Umweltministerin Margit Conrad: „EEG-Novelle bedeutet Flurschaden für die energiepolitische Verlässlichkeit“

Mainz - „Die Entscheidung des Bundeskabinetts zur Novelle des Erneuerbare-Energien-Gesetzes (EEG) ist ein Flurschaden für verlässliche Rahmenbedingungen, vor allem was das Vertrauen in die Erfolgsgeschichte EEG betrifft.“

Umweltministerin Margit Conrad: EEG-Novelle bedeutet Flurschaden für die energiepolitische Verlässlichkeit
Dies stellte gestern die rheinland-pfälzische Umweltministerin Margit Conrad fest. Der Erfolg der Solarenergie basiere auf einer enormen Entwicklungsleistung vieler Akteure am Markt. „Knowhow entsteht und entwickelt sich nur dort, wo ein gesicherter nationaler Markt vorhanden ist. Innovationen müssen sich bezahlt machen. Die bisherige Verlässlichkeit des EEG war ein Erfolgsrezept. Jetzt, wo das EEG Früchte trägt und sich immer mehr Exportchancen auftun, stoppt die Koalition diese Dynamik. Sie verhindert eine Energieversorgung, die unabhängig ist von Monopolen und Oligopolen und von teuren Energieimporten.“

„Niemand wird bestreiten, dass eine über die jährliche Degression nach EEG hinausgehende zusätzliche Reduzierung der Einspeisevergütung möglich ist. Aber in planbaren Schritten!“ Weiterhin kritisiert sie das faktische Aus für Freiflächenanlagen (bis auf wenige Ausnahmen) durch die beabsichtigte Streichung der Förderung von Freiflächensolaranlagen auf Ackerflächen. „Selbstverständlich müssen Solaranlagen auf den ertragreichen landwirtschaftlichen Vorrangflächen ausgeschlossen werden. Minderwertige Grenzertragsstandorte sind aber unter bestimmten Bedingungen geeignet.“

In der Solarbranche arbeiten bundesweit 58.000 Beschäftigte. „Wichtig ist, dass mit der EEG-Novelle auch Investitionen und Arbeitsplätze in der gesamten Wertschöpfungskette gefährdet werden“, so Conrad. „Dies kostet Arbeitsplätze vom Anlagenbauer über Projektentwickler bis zum Installationsbetrieb vor Ort. Und dies schwächt die Innovationskraft und den Marktauftritt deutscher Unternehmen in einem weltweiten Wachstumsmarkt, der sich – Studien zufolge – bis zum Jahr 2020 weltweit vervierfachen wird.“ Grundsätzlich positiv zu bewerten sei der Ansatz, dass Direktverbraucher begünstigt werden. Dies entlaste die EEG-Umlage und spare Infrastrukturkosten (z. B. Netze).

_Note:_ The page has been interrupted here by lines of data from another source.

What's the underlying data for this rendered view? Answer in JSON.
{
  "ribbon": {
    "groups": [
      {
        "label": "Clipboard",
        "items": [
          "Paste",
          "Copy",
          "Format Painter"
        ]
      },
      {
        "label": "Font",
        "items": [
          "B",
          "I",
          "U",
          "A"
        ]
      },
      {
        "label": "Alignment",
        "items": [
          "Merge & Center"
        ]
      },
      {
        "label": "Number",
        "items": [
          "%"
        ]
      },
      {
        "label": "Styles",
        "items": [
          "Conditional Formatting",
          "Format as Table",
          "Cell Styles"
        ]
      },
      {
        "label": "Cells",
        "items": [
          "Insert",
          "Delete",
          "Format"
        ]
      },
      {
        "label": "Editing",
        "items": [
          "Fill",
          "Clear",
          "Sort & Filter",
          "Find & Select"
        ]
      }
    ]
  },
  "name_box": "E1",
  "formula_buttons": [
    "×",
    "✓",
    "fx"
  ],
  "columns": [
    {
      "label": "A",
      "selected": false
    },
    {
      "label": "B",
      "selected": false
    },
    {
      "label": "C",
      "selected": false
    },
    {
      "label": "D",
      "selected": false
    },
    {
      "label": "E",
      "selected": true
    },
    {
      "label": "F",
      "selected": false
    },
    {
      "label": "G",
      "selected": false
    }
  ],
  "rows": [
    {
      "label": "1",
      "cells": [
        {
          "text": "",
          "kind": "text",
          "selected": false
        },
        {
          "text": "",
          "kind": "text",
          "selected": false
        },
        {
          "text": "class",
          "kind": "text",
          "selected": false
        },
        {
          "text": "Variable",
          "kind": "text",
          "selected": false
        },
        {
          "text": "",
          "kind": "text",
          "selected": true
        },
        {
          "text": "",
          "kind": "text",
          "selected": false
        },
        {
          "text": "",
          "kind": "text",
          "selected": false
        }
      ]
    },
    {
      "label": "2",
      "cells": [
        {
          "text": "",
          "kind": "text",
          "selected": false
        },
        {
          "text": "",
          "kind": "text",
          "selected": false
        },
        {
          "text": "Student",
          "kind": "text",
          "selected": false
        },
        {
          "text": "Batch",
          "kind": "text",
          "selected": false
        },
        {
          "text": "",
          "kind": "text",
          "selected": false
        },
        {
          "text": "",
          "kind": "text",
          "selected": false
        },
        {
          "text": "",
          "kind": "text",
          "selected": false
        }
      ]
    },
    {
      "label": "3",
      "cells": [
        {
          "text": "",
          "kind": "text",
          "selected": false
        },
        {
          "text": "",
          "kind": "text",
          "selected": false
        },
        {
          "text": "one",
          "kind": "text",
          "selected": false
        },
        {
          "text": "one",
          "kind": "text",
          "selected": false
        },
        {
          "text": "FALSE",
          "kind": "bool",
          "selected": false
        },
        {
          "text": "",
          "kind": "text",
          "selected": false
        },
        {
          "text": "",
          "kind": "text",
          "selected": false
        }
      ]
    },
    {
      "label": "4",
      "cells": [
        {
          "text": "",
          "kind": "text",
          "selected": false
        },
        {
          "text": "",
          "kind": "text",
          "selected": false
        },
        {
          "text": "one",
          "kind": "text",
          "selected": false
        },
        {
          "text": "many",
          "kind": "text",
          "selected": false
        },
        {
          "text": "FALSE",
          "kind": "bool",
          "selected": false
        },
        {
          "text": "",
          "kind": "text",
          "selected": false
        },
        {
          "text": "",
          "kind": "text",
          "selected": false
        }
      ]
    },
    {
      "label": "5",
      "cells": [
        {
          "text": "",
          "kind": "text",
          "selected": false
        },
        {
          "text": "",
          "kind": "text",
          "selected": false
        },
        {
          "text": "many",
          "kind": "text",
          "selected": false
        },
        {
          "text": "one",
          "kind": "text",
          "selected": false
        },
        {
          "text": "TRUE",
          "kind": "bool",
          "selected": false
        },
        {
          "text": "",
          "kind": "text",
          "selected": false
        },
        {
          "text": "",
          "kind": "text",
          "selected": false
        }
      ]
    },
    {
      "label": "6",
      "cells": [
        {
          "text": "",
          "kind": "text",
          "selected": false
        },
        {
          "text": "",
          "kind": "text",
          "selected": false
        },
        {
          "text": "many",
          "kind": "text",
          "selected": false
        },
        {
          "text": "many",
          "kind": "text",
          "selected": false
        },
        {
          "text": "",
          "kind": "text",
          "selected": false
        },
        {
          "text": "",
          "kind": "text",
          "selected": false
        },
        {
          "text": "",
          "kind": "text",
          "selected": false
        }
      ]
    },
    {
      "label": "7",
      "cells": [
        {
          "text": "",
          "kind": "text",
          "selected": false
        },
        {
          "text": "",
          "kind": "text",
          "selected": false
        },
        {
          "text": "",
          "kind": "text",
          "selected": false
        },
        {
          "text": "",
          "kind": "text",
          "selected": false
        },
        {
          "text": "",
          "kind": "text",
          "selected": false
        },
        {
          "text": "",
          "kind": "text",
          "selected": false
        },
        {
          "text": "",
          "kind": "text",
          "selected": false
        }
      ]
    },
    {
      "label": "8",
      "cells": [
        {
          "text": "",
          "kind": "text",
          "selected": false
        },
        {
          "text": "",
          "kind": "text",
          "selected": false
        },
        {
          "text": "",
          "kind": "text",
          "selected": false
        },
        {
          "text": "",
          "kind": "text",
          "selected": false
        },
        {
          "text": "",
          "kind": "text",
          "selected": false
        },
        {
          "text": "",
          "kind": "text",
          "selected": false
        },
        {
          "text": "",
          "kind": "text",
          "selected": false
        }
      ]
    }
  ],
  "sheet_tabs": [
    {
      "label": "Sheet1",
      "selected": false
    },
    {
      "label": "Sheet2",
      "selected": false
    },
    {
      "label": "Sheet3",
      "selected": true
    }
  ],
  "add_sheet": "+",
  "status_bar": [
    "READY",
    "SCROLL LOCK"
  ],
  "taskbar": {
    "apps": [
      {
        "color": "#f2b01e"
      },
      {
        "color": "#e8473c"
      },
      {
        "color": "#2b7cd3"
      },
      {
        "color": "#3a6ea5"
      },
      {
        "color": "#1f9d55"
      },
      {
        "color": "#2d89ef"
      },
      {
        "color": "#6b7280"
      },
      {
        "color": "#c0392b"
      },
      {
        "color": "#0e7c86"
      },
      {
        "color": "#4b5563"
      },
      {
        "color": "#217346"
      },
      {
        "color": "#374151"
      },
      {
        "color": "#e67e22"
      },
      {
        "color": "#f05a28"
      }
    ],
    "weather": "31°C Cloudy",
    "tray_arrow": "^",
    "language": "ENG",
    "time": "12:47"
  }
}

„Die Bundesregierung vernichtet tausende zukunftsträchtige Arbeitsplätze, insbesondere bei Herstellern und Subunternehmen“, sagte Fred Jung, Vorstand der juwi-Gruppe. „Sie schadet aber auch den Verbrauchern, denn sie zerstört mit dem Wegfall der Förderung von Ackerflächen die großen Billigmacher im Solarsegment. Strom von kleinen Dach-Anlagen wird um mehr als ein Drittel teurer vergütet als Solarstrom vom Acker. Ohne die Ackerfläche wird nicht nur wichtiges Potenzial für die kommunale Wertschöpfung verschenkt, sondern auch die große Chance, schnell mit günstigem Solarstrom die Kosten für die Verbraucher zu senken.“


Auswirkungen auf Rheinland-Pfalz

Die Entscheidung des Kabinetts habe ganz konkret Auswirkungen auf Rheinland-Pfalz. Conrad: „Viele Kommunen und Kreise haben mit dem Ziel „100 Prozent Erneuerbare Energien“ Energiekonzepte entwickelt, die Photovoltaik inklusive Freiflächenan-lagen beinhalten. Konkrete Planungen bestehen.“

Als Beispiel nannte sie das Donnersberger Energiekonzept, dem circa 15 geplante Freiflächenanlagen weg brechen. „Zuvor waren die Flächen auf Eignung oder auch Nutzungskonkurrenzen hin untersucht worden. Von einer „Zupflasterung“ kann daher keine Rede sein.“ Der Verzicht auf solche Flächen bedeute auch Verzicht auf Einnah-men und Wertschöpfung im ländlichen Raum. Die Biomasse aus der Landwirtschaft hat deutlich weniger Energieerträge pro Hektar als Photovoltaik. Die Photovoltaik nimmt auch bei den kommunalen Energiekonzepten und im Mix der verschiedenen regenerativen Energietechnologien im Landkreis Alzey-Worms einen zentralen Stellenwert auf dem Weg ein, mittelfristig die Stromversorgung zu 100 Prozent aus alternativen Energien zu sichern.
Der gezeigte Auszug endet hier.